12 de novembro de 2018

Sob efeito Trump, cresce dependência brasileira da China

A disputa comercial liderada pelo americano Donald Trump contra a China já é sentida pelo Brasil, que nunca foi tão dependente das exportações para o país asiático como neste ano.Os chineses, que de janeiro a outubro de 2017 já respondiam pela compra de 22,5% dos embarques brasileiros, ampliaram a fatia para 26,8% nos dez primeiros meses deste ano.
Como resultado do conflito comercial com os EUA, a China comprou mais produtos básicos brasileiros (grãos, carnes e minério, por exemplo). Quase metade deles (47,7%, ou US$ 47,3 bilhões) foi para o país asiático no acumulado até outubro, um avanço de 6,1 pontos percentuais em relação a igual período do ano passado. O desempenho fez os chineses aumentarem sua vantagem como maior parceiro comercial do Brasil. Os EUA, segundo lugar nas exportações, têm menos da metade: 12%.
Desde 2001, as exportações de commodities não estavam tão concentradas em um único destino. Naquele ano, a União Europeia respondeu por 50,6% das vendas brasileiras de commodities, que somaram US$ 13,2 bilhões no período, mas em uma pauta muito menor. As commodities já representam US$ 99,2 bilhões das vendas de janeiro a outubro deste ano.
As exportações totais para os chineses aumentaram em 28,8% neste ano (para US$ 53,2 bilhões), ritmo muito maior que os 8,5% no total das exportações - sem os chineses, a alta foi de 2,6%. A maior dependência vem num momento de tensão nas relações sino-brasileiras em razão das declarações do presidente eleito, Jair Bolsonaro, que durante a campanha demonstrou que vê com restrições os investimentos chineses.
Na sequência da vitória de Bolsonaro, o jornal estatal "China Daily" afirmou que o "Trump tropical" - como chamou Bolsonaro - arrisca gerar um custo pesado para a economia brasileira caso decida romper com Pequim.
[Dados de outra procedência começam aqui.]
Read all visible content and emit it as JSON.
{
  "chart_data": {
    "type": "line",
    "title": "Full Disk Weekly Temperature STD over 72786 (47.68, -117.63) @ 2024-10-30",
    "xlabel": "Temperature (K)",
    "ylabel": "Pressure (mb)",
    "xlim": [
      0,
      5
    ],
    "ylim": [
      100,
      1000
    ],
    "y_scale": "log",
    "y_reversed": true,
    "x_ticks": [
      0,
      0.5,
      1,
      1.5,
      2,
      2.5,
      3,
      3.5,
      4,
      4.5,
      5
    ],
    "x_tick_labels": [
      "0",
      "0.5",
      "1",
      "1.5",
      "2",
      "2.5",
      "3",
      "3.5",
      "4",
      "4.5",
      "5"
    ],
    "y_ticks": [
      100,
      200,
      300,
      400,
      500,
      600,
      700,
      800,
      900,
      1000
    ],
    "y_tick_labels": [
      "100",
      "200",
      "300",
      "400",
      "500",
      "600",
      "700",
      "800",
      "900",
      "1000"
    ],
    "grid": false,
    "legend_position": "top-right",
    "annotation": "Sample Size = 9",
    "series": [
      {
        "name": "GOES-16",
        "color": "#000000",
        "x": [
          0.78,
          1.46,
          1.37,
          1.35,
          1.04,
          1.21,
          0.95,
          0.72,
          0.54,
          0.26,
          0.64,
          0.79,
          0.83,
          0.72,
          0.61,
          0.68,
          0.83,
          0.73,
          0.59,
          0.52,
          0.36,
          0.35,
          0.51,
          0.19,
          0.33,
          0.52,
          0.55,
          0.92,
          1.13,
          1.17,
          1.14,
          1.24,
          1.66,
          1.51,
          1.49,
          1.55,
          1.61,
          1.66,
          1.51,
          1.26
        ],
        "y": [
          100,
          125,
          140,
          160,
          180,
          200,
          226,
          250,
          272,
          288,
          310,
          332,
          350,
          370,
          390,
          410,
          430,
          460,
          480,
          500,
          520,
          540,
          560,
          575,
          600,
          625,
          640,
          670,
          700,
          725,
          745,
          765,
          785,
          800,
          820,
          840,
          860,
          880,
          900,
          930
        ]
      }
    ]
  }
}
Welber Barral, sócio do escritório Barral M Jorge e ex-secretário de Comércio Exterior, diz que, na magnitude em que se deu, o crescimento das exportações brasileiras à China é resultado não somente do aumento da demanda do país asiático e da elevação de preços de algumas commodities, como também da retaliação chinesa aos EUA. "É em parte um desvio de comércio, e não criação de comércio. Por isso o efeito não deve ser perene."
A participação das iniciativas de Trump é inegável em dois dos três principais produtos vendidos para a China: soja e petróleo. Com a disputa comercial aberta pelo republicano contra os chineses, as vendas da oleaginosa subiram 27% em valor, para US$ 24 bilhões (em volume a alta foi próxima, de 20,4%).
O principal produto de exportação brasileiro se beneficiou da briga aberta pelo mandatário americano, de quem Bolsonaro tem buscado aproximação. Segundo o governo dos EUA, o Brasil responde por 66% das importações chinesas de soja, ante 48% na safra passada. Este avanço se deveu em grande parte aos EUA, que viram sua fatia cair em dez pontos percentuais, para 29%.
No caso do petróleo, a participação de Trump foi indireta. O preço do barril, que no mês passado atingiu sua máxima em quatro anos, foi alimentado pelas ações do republicano, especialmente a decisão de retirar os EUA do pacto nuclear com o Irã e a retomada das sanções contra o país do Oriente Médio.
Com isso, as vendas de petróleo para os chineses cresceram 84% em valor e 57% em volume. Elas somaram US$ 11,5 bilhões até outubro e superaram com folga as de minério de ferro (US$ 8,6 bilhões). É a primeira vez em mais de 20 anos (contando o período de janeiro a outubro) que o Brasil vende mais petróleo para a China do que minério de ferro.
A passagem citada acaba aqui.